室外の気候は室内の冷暖房といった空調負荷に影響を与える大きな要素です。空調設備を学ぶ前に、おおまかな日本の気候を把握しておきましょう。

北海道の気候

道南の一部を除いて北海道の多くは亜寒帯に属します。太平洋、日本海、オホーツク海、内陸の大雪山系や日高山脈などの影響で、地域によって気候が違いますが、 一般に、夏は涼しく、集中豪雨や雨が多くなる傾向がありますが、はっきりした梅雨がないとされます。また、太平洋側の海岸部では、霧の日が多くなります。冬は氷点下まで気温が下がり、全域が豪雪地帯です。 特に日本海側に雪が多く降り、太平洋側は晴れの日も多くなりますが、寒さが厳しいため、春まで根雪になります。

日本海側と太平洋側の気候

日本の多くの地域は日本海側、あるいは太平洋側気候に属しますが、これらの気候は季節風(モンスーン)の影響を受けるため、まず、季節風が吹くしくみを理解した上で、気候の特徴を把握しましょう。

季節風は季節によって同じ方向から継続的に吹く風のことです。夏は太平洋側からの南東の風、冬は大陸側からの北西の風が日本の代表的な季節風です。

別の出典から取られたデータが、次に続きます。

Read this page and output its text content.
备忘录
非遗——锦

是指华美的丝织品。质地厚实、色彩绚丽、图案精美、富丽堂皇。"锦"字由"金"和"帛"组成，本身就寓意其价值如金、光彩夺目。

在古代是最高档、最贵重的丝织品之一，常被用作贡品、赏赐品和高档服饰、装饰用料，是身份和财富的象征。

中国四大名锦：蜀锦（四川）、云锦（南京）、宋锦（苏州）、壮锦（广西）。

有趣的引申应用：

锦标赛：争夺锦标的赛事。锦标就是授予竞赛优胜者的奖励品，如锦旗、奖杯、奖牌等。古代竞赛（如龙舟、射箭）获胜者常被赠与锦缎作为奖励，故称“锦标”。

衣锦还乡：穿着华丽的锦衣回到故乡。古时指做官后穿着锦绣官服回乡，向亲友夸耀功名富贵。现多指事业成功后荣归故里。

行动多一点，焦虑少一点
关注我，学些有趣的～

例えば冬の寒い日、部屋の中のストーブに火をつけると、暖められた空気は上昇し、冷たい空気は暖かい空気に引き込まれるように対流を起こします。もっと大規模な自然現象になりますが、季節風が吹くしくみも対流によるものです。

夏は、太陽の日射熱を受けると、暖まりやすい大陸側の空気が上昇して、太平洋側から空気を引き込みます。この引き込まれる空気の流れが夏の典型的な季節風です。 夏の季節風は太平洋の水蒸気を多く含んでいるため、日本の太平洋側の地域は高温高湿となり、雨もよく降ります。一方、季節風が山脈を越えるとき、上昇する空気は多くの水蒸気を失うことになるため、日本海側の地域は比較的乾燥して高温になります。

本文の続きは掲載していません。